State Bank of Pakistan resmi mencabut larangan layanan kripto yang telah berlaku sejak 2018. Kebijakan baru ini mengizinkan bank serta lembaga keuangan untuk melayani perusahaan aset digital yang berizin, seperti dikutip dari Investortrust.
Langkah strategis tersebut merupakan tindak lanjut dari pengesahan Virtual Assets Act 2026. Regulasi ini sekaligus membentuk Pakistan Virtual Assets Regulatory Authority (PVARA) sebagai otoritas yang bertugas melisensikan, mengatur, dan mengawasi sektor kripto di negara tersebut.
Melansir Coindesk pada Kamis (16/4/2026), aturan terbaru membolehkan bank membuka rekening bagi penyedia layanan aset virtual (VASP) yang telah mendapatkan lisensi dari PVARA atau tengah dalam proses persetujuan. Namun, bank tetap dilarang berinvestasi, memperdagangkan, atau menyimpan aset kripto menggunakan dana sendiri maupun dana nasabah.

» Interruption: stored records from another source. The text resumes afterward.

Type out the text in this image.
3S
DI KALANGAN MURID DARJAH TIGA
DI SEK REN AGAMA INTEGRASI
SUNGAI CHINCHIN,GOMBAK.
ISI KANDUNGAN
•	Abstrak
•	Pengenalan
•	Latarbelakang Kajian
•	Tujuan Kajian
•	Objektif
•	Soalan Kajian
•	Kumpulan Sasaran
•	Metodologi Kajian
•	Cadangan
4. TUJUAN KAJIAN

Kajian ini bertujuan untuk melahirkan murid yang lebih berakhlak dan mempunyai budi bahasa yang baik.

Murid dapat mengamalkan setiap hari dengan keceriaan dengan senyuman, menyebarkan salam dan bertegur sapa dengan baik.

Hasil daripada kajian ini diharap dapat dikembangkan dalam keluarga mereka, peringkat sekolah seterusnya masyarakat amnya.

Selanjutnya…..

Bank sentral juga menegaskan bahwa layanan kepada perusahaan kripto harus memenuhi standar ketat. Kepatuhan terhadap aturan anti pencucian uang (AML), know your customer (KYC), serta pengawasan berkelanjutan terhadap transaksi menjadi kewajiban utama. Proses verifikasi lisensi dan uji tuntas juga menjadi syarat utama sebelum layanan diberikan.
Keputusan ini menandai perubahan signifikan dalam kebijakan kripto Pakistan yang sebelumnya cenderung restriktif. Pemerintah kini berupaya membangun ekosistem yang lebih terstruktur dan terawasi di tengah meningkatnya adopsi aset digital secara global.
Sebelumnya, Pakistan telah menjalin kerja sama dengan Binance untuk menjajaki tokenisasi aset hingga US$ 2 miliar, termasuk obligasi dan komoditas. Pemerintah bahkan tengah mendorong pemanfaatan penambangan Bitcoin serta pengembangan stablecoin nasional.
Dengan perkiraan sekitar 40 juta pengguna kripto atau mencakup 17% dari total populasi, Pakistan saat ini menjadi salah satu pasar kripto terbesar di dunia dari sisi aktivitas ritel. Data tersebut menandakan potensi besar sektor aset digital dalam memperkuat perekonomian digital negara tersebut.